A hearing is scheduled March 8 to determine whether a violent man who attacked an undercover Mountie and a cellmate at KRCC in separate incidents is not criminally responsible.
The hearing in front of B.C. Supreme Court justice Dev Dley will include testimony from a psychiatrist who is expected to report that Mark Lindsay suffered from a mental disorder at the time of the attacks.
Lindsay was on trial in August for aggravated assault, weapons and robbery charges related to attacking an undercover police officer in September last year. He was also ready to stand trial for attacking his cellmate at KRCC with a pencil, an attack that left the man permanently blind in one eye.
Dley will be asked to determine whether Lindsay should be deemed not criminally responsible for reasons of mental illness. Following an application from Crown lawyers, Dley ordered a psychiatric assessment.
If Lindsay is found not criminally responsible, he will be turned over to the B.C. Mental Health Review Board
During the trial, Lindsay testified he'd been terrorized for the past three years by serial killers who threatened to murder him.
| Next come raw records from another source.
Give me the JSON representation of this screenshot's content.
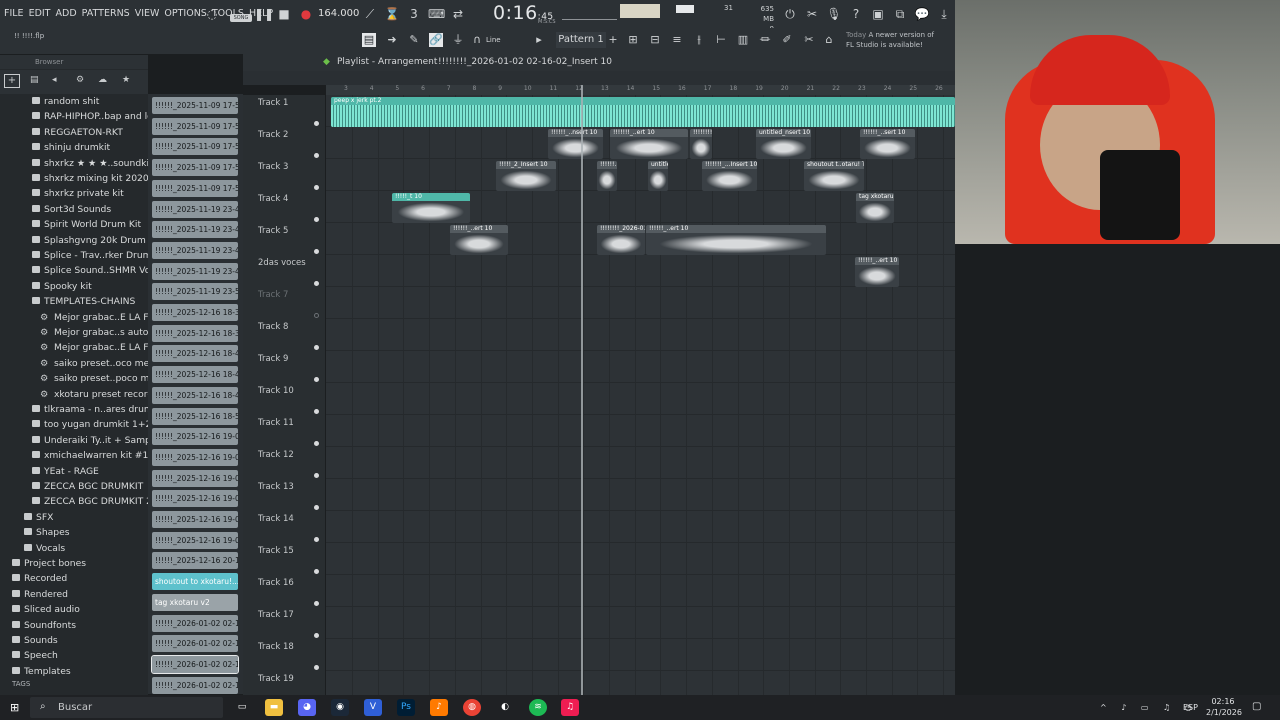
{
  "menu": [
    "FILE",
    "EDIT",
    "ADD",
    "PATTERNS",
    "VIEW",
    "OPTIONS",
    "TOOLS",
    "HELP"
  ],
  "transport": {
    "song_badge": "SONG",
    "tempo": "164.000",
    "time_main": "0:16",
    "time_small": ":45",
    "mcs": "M:S:CS",
    "cpu": "31",
    "mem": "635 MB",
    "mem2": "0"
  },
  "news": {
    "date": "Today",
    "text1": "A newer version of",
    "text2": "FL Studio is available!"
  },
  "project_file": "!! !!!!.flp",
  "pattern_label": "Pattern 1",
  "snap_label": "Line",
  "browser": {
    "title": "Browser",
    "items": [
      {
        "label": "random shit",
        "type": "folder"
      },
      {
        "label": "RAP-HIPHOP..bap and lofi",
        "type": "folder"
      },
      {
        "label": "REGGAETON-RKT",
        "type": "folder"
      },
      {
        "label": "shinju drumkit",
        "type": "folder"
      },
      {
        "label": "shxrkz ★ ★ ★..soundkit",
        "type": "folder"
      },
      {
        "label": "shxrkz mixing kit 2020",
        "type": "folder"
      },
      {
        "label": "shxrkz private kit",
        "type": "folder"
      },
      {
        "label": "Sort3d Sounds",
        "type": "folder"
      },
      {
        "label": "Spirit World Drum Kit",
        "type": "folder"
      },
      {
        "label": "Splashgvng 20k Drum Kit",
        "type": "folder"
      },
      {
        "label": "Splice - Trav..rker Drum Kit",
        "type": "folder"
      },
      {
        "label": "Splice Sound..SHMR Vol. 3",
        "type": "folder"
      },
      {
        "label": "Spooky kit",
        "type": "folder"
      },
      {
        "label": "TEMPLATES-CHAINS",
        "type": "folder"
      },
      {
        "label": "Mejor grabac..E LA FIESTA",
        "type": "preset"
      },
      {
        "label": "Mejor grabac..s autotune)",
        "type": "preset"
      },
      {
        "label": "Mejor grabac..E LA FIESTA",
        "type": "preset"
      },
      {
        "label": "saiko preset..oco mejor v2",
        "type": "preset"
      },
      {
        "label": "saiko preset..poco mejor",
        "type": "preset"
      },
      {
        "label": "xkotaru preset record",
        "type": "preset"
      },
      {
        "label": "tlkraama - n..ares drumkit",
        "type": "folder"
      },
      {
        "label": "too yugan drumkit 1+2",
        "type": "folder"
      },
      {
        "label": "Underaiki Ty..it + Samples",
        "type": "folder"
      },
      {
        "label": "xmichaelwarren kit #1",
        "type": "folder"
      },
      {
        "label": "YEat - RAGE",
        "type": "folder"
      },
      {
        "label": "ZECCA BGC DRUMKIT",
        "type": "folder"
      },
      {
        "label": "ZECCA BGC DRUMKIT 2",
        "type": "folder"
      },
      {
        "label": "SFX",
        "type": "folder"
      },
      {
        "label": "Shapes",
        "type": "folder"
      },
      {
        "label": "Vocals",
        "type": "folder"
      },
      {
        "label": "Project bones",
        "type": "root"
      },
      {
        "label": "Recorded",
        "type": "root"
      },
      {
        "label": "Rendered",
        "type": "root"
      },
      {
        "label": "Sliced audio",
        "type": "root"
      },
      {
        "label": "Soundfonts",
        "type": "root"
      },
      {
        "label": "Sounds",
        "type": "root"
      },
      {
        "label": "Speech",
        "type": "root"
      },
      {
        "label": "Templates",
        "type": "root"
      }
    ],
    "tags_label": "TAGS"
  },
  "clip_list": [
    "!!!!!!_2025-11-09 17-55...",
    "!!!!!!_2025-11-09 17-56...",
    "!!!!!!_2025-11-09 17-58...",
    "!!!!!!_2025-11-09 17-59...",
    "!!!!!!_2025-11-09 17-59...",
    "!!!!!!_2025-11-19 23-42...",
    "!!!!!!_2025-11-19 23-43...",
    "!!!!!!_2025-11-19 23-45...",
    "!!!!!!_2025-11-19 23-47...",
    "!!!!!!_2025-11-19 23-50...",
    "!!!!!!_2025-12-16 18-36...",
    "!!!!!!_2025-12-16 18-38...",
    "!!!!!!_2025-12-16 18-42...",
    "!!!!!!_2025-12-16 18-45...",
    "!!!!!!_2025-12-16 18-48...",
    "!!!!!!_2025-12-16 18-59...",
    "!!!!!!_2025-12-16 19-00...",
    "!!!!!!_2025-12-16 19-02...",
    "!!!!!!_2025-12-16 19-04...",
    "!!!!!!_2025-12-16 19-06...",
    "!!!!!!_2025-12-16 19-07...",
    "!!!!!!_2025-12-16 19-08...",
    "!!!!!!_2025-12-16 20-18...",
    "shoutout to xkotaru!...",
    "tag xkotaru v2",
    "!!!!!!_2026-01-02 02-13...",
    "!!!!!!_2026-01-02 02-14...",
    "!!!!!!_2026-01-02 02-15...",
    "!!!!!!_2026-01-02 02-16..."
  ],
  "playlist": {
    "title": "Playlist - Arrangement",
    "current": "!!!!!!!!_2026-01-02 02-16-02_Insert 10",
    "ruler": [
      "3",
      "4",
      "5",
      "6",
      "7",
      "8",
      "9",
      "10",
      "11",
      "12",
      "13",
      "14",
      "15",
      "16",
      "17",
      "18",
      "19",
      "20",
      "21",
      "22",
      "23",
      "24",
      "25",
      "26"
    ],
    "tracks": [
      "Track 1",
      "Track 2",
      "Track 3",
      "Track 4",
      "Track 5",
      "2das voces",
      "Track 7",
      "Track 8",
      "Track 9",
      "Track 10",
      "Track 11",
      "Track 12",
      "Track 13",
      "Track 14",
      "Track 15",
      "Track 16",
      "Track 17",
      "Track 18",
      "Track 19"
    ],
    "clips": [
      {
        "label": "peep x jerk pt.2"
      },
      {
        "label": "!!!!!!_..nsert 10"
      },
      {
        "label": "!!!!!!!_..ert 10"
      },
      {
        "label": "!!!!!!!!_..sert 10"
      },
      {
        "label": "untitled_nsert 10"
      },
      {
        "label": "!!!!!!_..sert 10"
      },
      {
        "label": "!!!!!_2_Insert 10"
      },
      {
        "label": "!!!!!!..."
      },
      {
        "label": "untitle...ert 10"
      },
      {
        "label": "!!!!!!!_...Insert 10"
      },
      {
        "label": "shoutout t..otaru! TAG"
      },
      {
        "label": "!!!!!_t 10"
      },
      {
        "label": "tag xkotaru v2"
      },
      {
        "label": "!!!!!!_..ert 10"
      },
      {
        "label": "!!!!!!!!_2026-01-02 02-16-02_Insert 10"
      },
      {
        "label": "!!!!!!_..ert 10"
      }
    ]
  },
  "taskbar": {
    "search": "Buscar",
    "lang": "ESP",
    "time": "02:16",
    "date": "2/1/2026"
  }
}
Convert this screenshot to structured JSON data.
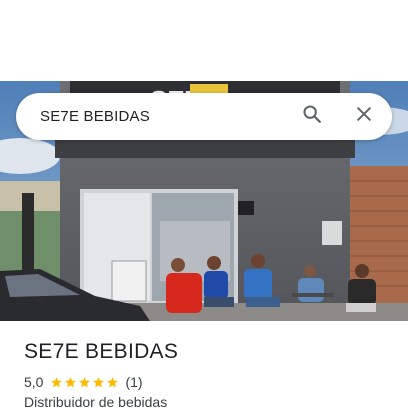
{
  "search": {
    "query": "SE7E BEBIDAS"
  },
  "place": {
    "name": "SE7E BEBIDAS",
    "rating": "5,0",
    "star_count": 5,
    "review_count": "(1)",
    "category": "Distribuidor de bebidas"
  },
  "colors": {
    "star": "#fbbc04",
    "text_primary": "#202124",
    "text_secondary": "#3c4043",
    "icon": "#5f6368"
  },
  "icons": {
    "search": "search-icon",
    "close": "close-icon",
    "star": "star-icon"
  }
}
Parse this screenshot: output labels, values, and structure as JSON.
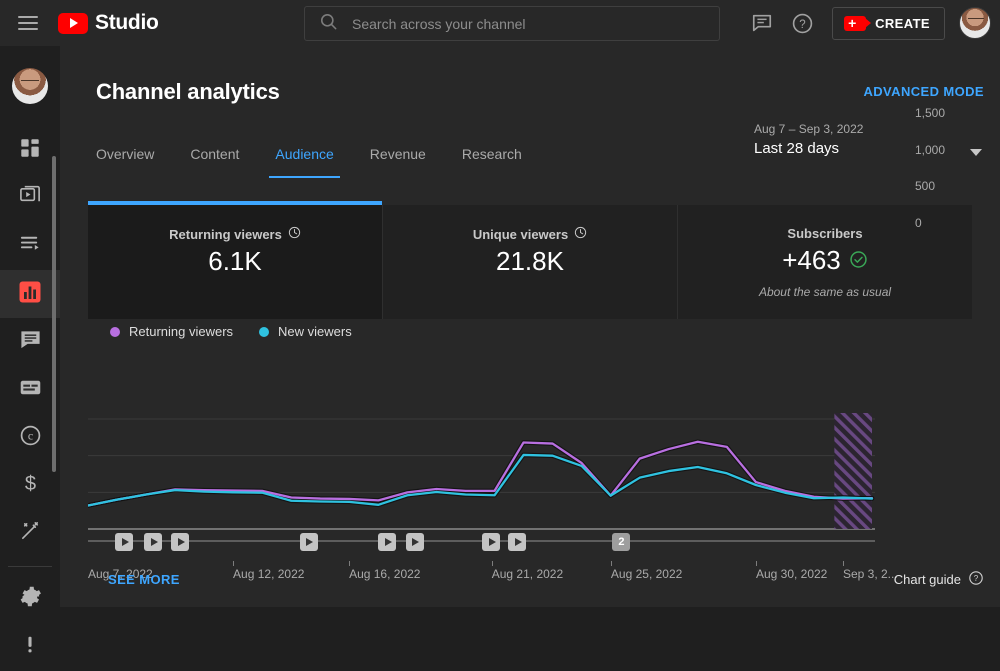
{
  "topbar": {
    "menu_icon": "hamburger-icon",
    "brand": "Studio",
    "search_placeholder": "Search across your channel",
    "search_value": "",
    "create_label": "CREATE",
    "feedback_icon": "comment-icon",
    "help_icon": "help-icon",
    "avatar": "account-avatar"
  },
  "sidebar": {
    "items": [
      {
        "name": "dashboard",
        "icon": "dashboard-icon"
      },
      {
        "name": "content",
        "icon": "video-library-icon"
      },
      {
        "name": "playlists",
        "icon": "playlist-icon"
      },
      {
        "name": "analytics",
        "icon": "analytics-bar-icon",
        "active": true
      },
      {
        "name": "comments",
        "icon": "comment-bubble-icon"
      },
      {
        "name": "subtitles",
        "icon": "subtitles-icon"
      },
      {
        "name": "copyright",
        "icon": "copyright-icon"
      },
      {
        "name": "earn",
        "icon": "dollar-icon"
      },
      {
        "name": "customization",
        "icon": "magic-wand-icon"
      },
      {
        "name": "settings",
        "icon": "gear-icon"
      },
      {
        "name": "send-feedback",
        "icon": "feedback-icon"
      }
    ]
  },
  "header": {
    "title": "Channel analytics",
    "advanced_mode": "ADVANCED MODE"
  },
  "tabs": [
    {
      "label": "Overview",
      "active": false
    },
    {
      "label": "Content",
      "active": false
    },
    {
      "label": "Audience",
      "active": true
    },
    {
      "label": "Revenue",
      "active": false
    },
    {
      "label": "Research",
      "active": false
    }
  ],
  "date_range": {
    "range": "Aug 7 – Sep 3, 2022",
    "preset": "Last 28 days",
    "caret": "chevron-down-icon"
  },
  "cards": [
    {
      "label": "Returning viewers",
      "value": "6.1K",
      "note": "",
      "info_icon": "clock-icon",
      "status_icon": "",
      "active": true
    },
    {
      "label": "Unique viewers",
      "value": "21.8K",
      "note": "",
      "info_icon": "clock-icon",
      "status_icon": "",
      "active": false
    },
    {
      "label": "Subscribers",
      "value": "+463",
      "note": "About the same as usual",
      "info_icon": "",
      "status_icon": "check-circle-icon",
      "active": false
    }
  ],
  "legend": [
    {
      "label": "Returning viewers",
      "color": "#b86fe0"
    },
    {
      "label": "New viewers",
      "color": "#2fc2e0"
    }
  ],
  "footer": {
    "see_more": "SEE MORE",
    "chart_guide": "Chart guide",
    "chart_guide_icon": "help-circle-icon"
  },
  "video_markers": [
    {
      "x_pct": 3.5,
      "label": "",
      "count": 1
    },
    {
      "x_pct": 7.2,
      "label": "",
      "count": 1
    },
    {
      "x_pct": 10.6,
      "label": "",
      "count": 1
    },
    {
      "x_pct": 27.0,
      "label": "",
      "count": 1
    },
    {
      "x_pct": 37.0,
      "label": "",
      "count": 1
    },
    {
      "x_pct": 40.5,
      "label": "",
      "count": 1
    },
    {
      "x_pct": 50.3,
      "label": "",
      "count": 1
    },
    {
      "x_pct": 53.6,
      "label": "",
      "count": 1
    },
    {
      "x_pct": 66.9,
      "label": "2",
      "count": 2
    }
  ],
  "chart_data": {
    "type": "line",
    "title": "",
    "xlabel": "",
    "ylabel": "",
    "ylim": [
      0,
      1600
    ],
    "yticks": [
      0,
      500,
      1000,
      1500
    ],
    "ytick_labels": [
      "0",
      "500",
      "1,000",
      "1,500"
    ],
    "grid": true,
    "legend_position": "top-left",
    "x": [
      "Aug 7, 2022",
      "Aug 8, 2022",
      "Aug 9, 2022",
      "Aug 10, 2022",
      "Aug 11, 2022",
      "Aug 12, 2022",
      "Aug 13, 2022",
      "Aug 14, 2022",
      "Aug 15, 2022",
      "Aug 16, 2022",
      "Aug 17, 2022",
      "Aug 18, 2022",
      "Aug 19, 2022",
      "Aug 20, 2022",
      "Aug 21, 2022",
      "Aug 22, 2022",
      "Aug 23, 2022",
      "Aug 24, 2022",
      "Aug 25, 2022",
      "Aug 26, 2022",
      "Aug 27, 2022",
      "Aug 28, 2022",
      "Aug 29, 2022",
      "Aug 30, 2022",
      "Aug 31, 2022",
      "Sep 1, 2022",
      "Sep 2, 2022",
      "Sep 3, 2022"
    ],
    "xtick_labels": [
      "Aug 7, 2022",
      "Aug 12, 2022",
      "Aug 16, 2022",
      "Aug 21, 2022",
      "Aug 25, 2022",
      "Aug 30, 2022",
      "Sep 3, 2..."
    ],
    "xtick_positions_pct": [
      0,
      18.5,
      33.3,
      51.5,
      66.7,
      85.2,
      96.3
    ],
    "partial_data_region": {
      "from_pct": 95.2,
      "to_pct": 100,
      "style": "hatched"
    },
    "series": [
      {
        "name": "Returning viewers",
        "color": "#b86fe0",
        "values": [
          320,
          400,
          470,
          540,
          530,
          525,
          520,
          430,
          415,
          410,
          390,
          500,
          545,
          520,
          520,
          1180,
          1165,
          900,
          455,
          960,
          1090,
          1190,
          1120,
          640,
          520,
          440,
          415,
          420
        ]
      },
      {
        "name": "New viewers",
        "color": "#2fc2e0",
        "values": [
          320,
          400,
          470,
          530,
          510,
          500,
          495,
          385,
          375,
          370,
          330,
          460,
          505,
          470,
          460,
          1010,
          1000,
          860,
          455,
          700,
          790,
          845,
          760,
          600,
          495,
          420,
          430,
          415
        ]
      }
    ]
  }
}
He confessed to killing Dana Turner in Alberta as well as attacking the RCMP member and a cellmate in separate incidents.
On the witness stand, Lindsay has insisted he does not suffer from mental illness.
He is charged with second-degree murder, offering an indignity to a body and obstruction of justice.
Turner, who was 31, was found dead in a field west of Innisfail, Alta., in October 2011.
Following a preliminary hearing, a judge decided there is enough evidence to proceed with a trial.
Lindsay is the son of former Edmonton police chief John Lindsay.
A trial date has not yet been set on the murder charge.